Laying in bed with Ethan I couldn't sleep. I had tear stains on my dried on my face and my mind was racing. Why does he hate me so much!? It should be the other way around. But I don't think I'll ever stop loving him. As much as I've said that I'm done with him I was never really done. I sniff and wipe my eyes as I squeezed out of Ethan's grip and got up walking out our bedroom and downstairs as quite at possible. Once I got downstairs I went out the back door and walked down to the beach sitting on the sand with my legs against my chest and my arms squeezed around my legs as I laid my head down and started to silently cry again. I'm so fucked up. I shouldn't be like this. I dropped singles and was about to drop an album. I should be full of excitement and happiness. But I just wasn't complete.
I hear someone sit down next to me and I look up fliniching when I saw it was Shawn.

I glare at him and rolled my eyes as I get up brushing the sand off and about to walk away he grabs my hand.

"Wait...don't go. I want to talk." He says.

"Well I don't." I mumble.

"Please just sit." He says and I yank my hand away from him and decided to sit back down but far away from him.

"What do you want? To humiliate me again? To criticize everything I do? What!" I nearly yell.

"Priscilla...I shouldn't have called you those horrible words. I shouldn't have said those things to you and spoke to you in that way. I-I was just angry." He says.

"So you take your anger out by humiliating me!? You fucking said that you wished you never helped me when I was raped and hopeless on the fucking street!" I shout. "I just want to know why..."

"I know...and all I was trying to do was bring you down. Priscilla I miss you so much...it kills me more than you think, knowing that you aren't with me and you're getting closer to that guy. I'm-I'm sorry." He says and it shocks me. He finally truly apologized.
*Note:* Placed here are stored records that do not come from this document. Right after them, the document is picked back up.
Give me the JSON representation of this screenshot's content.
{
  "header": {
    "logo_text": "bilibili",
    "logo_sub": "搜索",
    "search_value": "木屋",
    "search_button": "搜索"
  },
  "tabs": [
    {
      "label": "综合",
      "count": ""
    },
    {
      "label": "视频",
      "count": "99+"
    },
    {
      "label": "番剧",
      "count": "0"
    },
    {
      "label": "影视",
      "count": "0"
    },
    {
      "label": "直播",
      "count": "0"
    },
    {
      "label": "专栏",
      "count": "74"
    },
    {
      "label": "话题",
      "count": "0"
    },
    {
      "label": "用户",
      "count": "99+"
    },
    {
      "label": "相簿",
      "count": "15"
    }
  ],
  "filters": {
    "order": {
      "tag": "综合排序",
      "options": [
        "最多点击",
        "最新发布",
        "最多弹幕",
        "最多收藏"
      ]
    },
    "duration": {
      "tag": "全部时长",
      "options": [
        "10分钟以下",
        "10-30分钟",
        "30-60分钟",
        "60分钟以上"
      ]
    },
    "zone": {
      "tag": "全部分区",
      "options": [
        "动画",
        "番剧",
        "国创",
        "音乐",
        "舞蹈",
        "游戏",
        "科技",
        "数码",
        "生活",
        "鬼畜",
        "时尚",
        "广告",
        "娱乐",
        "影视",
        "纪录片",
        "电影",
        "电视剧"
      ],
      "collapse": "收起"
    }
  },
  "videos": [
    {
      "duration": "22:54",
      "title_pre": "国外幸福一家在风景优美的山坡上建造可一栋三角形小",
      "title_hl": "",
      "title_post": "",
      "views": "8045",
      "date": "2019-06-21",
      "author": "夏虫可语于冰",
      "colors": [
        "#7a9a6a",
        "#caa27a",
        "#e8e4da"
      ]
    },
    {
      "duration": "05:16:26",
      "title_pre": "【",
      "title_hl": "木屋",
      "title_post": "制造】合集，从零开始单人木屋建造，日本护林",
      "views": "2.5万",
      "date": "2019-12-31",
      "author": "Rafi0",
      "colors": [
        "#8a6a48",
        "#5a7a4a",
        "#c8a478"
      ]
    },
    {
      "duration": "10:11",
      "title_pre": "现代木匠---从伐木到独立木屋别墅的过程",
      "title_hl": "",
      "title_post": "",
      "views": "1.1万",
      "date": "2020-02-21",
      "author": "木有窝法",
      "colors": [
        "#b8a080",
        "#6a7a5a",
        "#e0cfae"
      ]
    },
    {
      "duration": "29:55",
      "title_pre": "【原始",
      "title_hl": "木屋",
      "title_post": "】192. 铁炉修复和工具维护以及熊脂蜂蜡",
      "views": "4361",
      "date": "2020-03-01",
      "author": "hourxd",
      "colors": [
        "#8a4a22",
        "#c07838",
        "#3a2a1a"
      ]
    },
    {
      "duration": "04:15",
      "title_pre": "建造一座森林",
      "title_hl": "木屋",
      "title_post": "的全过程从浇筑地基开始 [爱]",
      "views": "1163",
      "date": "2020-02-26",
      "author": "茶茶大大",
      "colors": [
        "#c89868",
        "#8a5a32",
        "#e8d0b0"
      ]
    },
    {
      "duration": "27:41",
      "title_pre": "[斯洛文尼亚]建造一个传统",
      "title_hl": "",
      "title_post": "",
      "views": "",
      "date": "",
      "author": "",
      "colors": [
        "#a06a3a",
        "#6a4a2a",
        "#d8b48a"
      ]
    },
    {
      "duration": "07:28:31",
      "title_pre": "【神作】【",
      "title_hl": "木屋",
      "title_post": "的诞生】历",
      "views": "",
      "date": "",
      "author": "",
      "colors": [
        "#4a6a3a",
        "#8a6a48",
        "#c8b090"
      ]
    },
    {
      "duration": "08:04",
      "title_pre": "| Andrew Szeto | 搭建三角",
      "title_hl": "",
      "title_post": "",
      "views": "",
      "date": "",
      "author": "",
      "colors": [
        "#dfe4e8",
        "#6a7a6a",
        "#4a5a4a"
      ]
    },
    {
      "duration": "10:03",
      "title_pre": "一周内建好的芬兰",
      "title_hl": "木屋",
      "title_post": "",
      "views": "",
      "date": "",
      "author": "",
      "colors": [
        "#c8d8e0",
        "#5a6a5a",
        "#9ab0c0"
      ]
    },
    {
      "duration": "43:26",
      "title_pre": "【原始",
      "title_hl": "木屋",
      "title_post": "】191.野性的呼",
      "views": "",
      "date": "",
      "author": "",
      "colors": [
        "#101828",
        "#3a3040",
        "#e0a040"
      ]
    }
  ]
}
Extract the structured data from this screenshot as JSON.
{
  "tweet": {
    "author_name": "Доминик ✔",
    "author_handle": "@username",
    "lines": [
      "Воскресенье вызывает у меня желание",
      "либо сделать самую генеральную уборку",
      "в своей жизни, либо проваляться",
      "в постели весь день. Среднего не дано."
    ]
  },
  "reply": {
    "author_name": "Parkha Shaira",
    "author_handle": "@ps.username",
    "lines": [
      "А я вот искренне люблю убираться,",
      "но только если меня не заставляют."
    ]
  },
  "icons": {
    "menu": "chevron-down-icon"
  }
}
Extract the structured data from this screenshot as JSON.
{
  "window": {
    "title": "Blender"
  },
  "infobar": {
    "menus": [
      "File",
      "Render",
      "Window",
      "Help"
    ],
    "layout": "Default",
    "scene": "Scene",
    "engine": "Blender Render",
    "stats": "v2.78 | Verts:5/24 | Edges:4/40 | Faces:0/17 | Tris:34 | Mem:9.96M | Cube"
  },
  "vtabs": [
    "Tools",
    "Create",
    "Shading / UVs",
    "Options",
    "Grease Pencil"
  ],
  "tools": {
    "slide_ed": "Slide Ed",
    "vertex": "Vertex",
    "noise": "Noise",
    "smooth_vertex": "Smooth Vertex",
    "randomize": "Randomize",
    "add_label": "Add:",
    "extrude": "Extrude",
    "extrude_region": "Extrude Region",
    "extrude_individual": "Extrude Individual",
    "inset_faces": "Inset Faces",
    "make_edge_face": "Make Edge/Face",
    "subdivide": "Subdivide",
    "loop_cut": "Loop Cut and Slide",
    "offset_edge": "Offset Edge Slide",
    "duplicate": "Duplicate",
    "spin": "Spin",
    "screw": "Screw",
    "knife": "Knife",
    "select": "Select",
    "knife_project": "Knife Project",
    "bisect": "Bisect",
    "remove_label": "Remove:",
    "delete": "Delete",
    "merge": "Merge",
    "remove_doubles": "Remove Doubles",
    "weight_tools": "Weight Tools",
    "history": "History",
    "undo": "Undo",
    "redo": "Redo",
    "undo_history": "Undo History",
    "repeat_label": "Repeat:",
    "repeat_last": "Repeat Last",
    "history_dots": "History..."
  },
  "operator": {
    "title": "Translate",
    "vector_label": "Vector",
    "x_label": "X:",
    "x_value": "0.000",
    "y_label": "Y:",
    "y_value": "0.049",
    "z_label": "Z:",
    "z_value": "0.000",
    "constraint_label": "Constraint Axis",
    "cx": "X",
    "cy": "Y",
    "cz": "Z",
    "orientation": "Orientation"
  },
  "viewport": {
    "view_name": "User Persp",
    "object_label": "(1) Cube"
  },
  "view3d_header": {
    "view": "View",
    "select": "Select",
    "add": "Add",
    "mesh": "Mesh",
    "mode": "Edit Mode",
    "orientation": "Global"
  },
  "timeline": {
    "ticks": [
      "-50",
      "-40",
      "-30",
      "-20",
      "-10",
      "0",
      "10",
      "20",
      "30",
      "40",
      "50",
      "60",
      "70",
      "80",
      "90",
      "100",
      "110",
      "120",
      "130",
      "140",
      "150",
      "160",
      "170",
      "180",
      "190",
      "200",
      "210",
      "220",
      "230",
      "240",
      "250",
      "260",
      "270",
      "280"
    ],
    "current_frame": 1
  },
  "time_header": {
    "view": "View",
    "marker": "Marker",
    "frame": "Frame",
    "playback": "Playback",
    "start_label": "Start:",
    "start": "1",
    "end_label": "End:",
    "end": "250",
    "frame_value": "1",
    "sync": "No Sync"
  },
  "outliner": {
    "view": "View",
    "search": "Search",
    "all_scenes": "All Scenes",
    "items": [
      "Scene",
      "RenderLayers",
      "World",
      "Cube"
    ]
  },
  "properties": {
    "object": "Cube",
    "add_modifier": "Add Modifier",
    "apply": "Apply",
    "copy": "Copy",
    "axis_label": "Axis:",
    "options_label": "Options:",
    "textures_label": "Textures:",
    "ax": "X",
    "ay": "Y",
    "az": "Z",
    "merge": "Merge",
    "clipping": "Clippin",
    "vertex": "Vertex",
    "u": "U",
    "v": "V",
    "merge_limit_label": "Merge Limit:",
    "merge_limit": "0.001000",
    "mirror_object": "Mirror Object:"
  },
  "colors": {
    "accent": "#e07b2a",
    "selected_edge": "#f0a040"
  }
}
"Shawn...I forgive you but I won't be able to forget the way you treated me so well in the beginning and ended off messing me over, the way you made fun of me, yelled at me, would say horrible shit I wouldn't even imagine you out of all people saying. But I understand that people move on. You needed that attention that I couldn't give you and I'm sorry as well. The problem is that we fall for promises. We expect those who want to be in our live only short term to stay long term." I paused for a moment looking at him deep into his gorgeous brown eyes. "I hope you know that no matter who you get with they will never love you and care for you as much as I did. Goodbye Shawn."

I get up and walk away from him when really I wanted to run into his arms and kiss him and love him. I guess that was my horrible closure.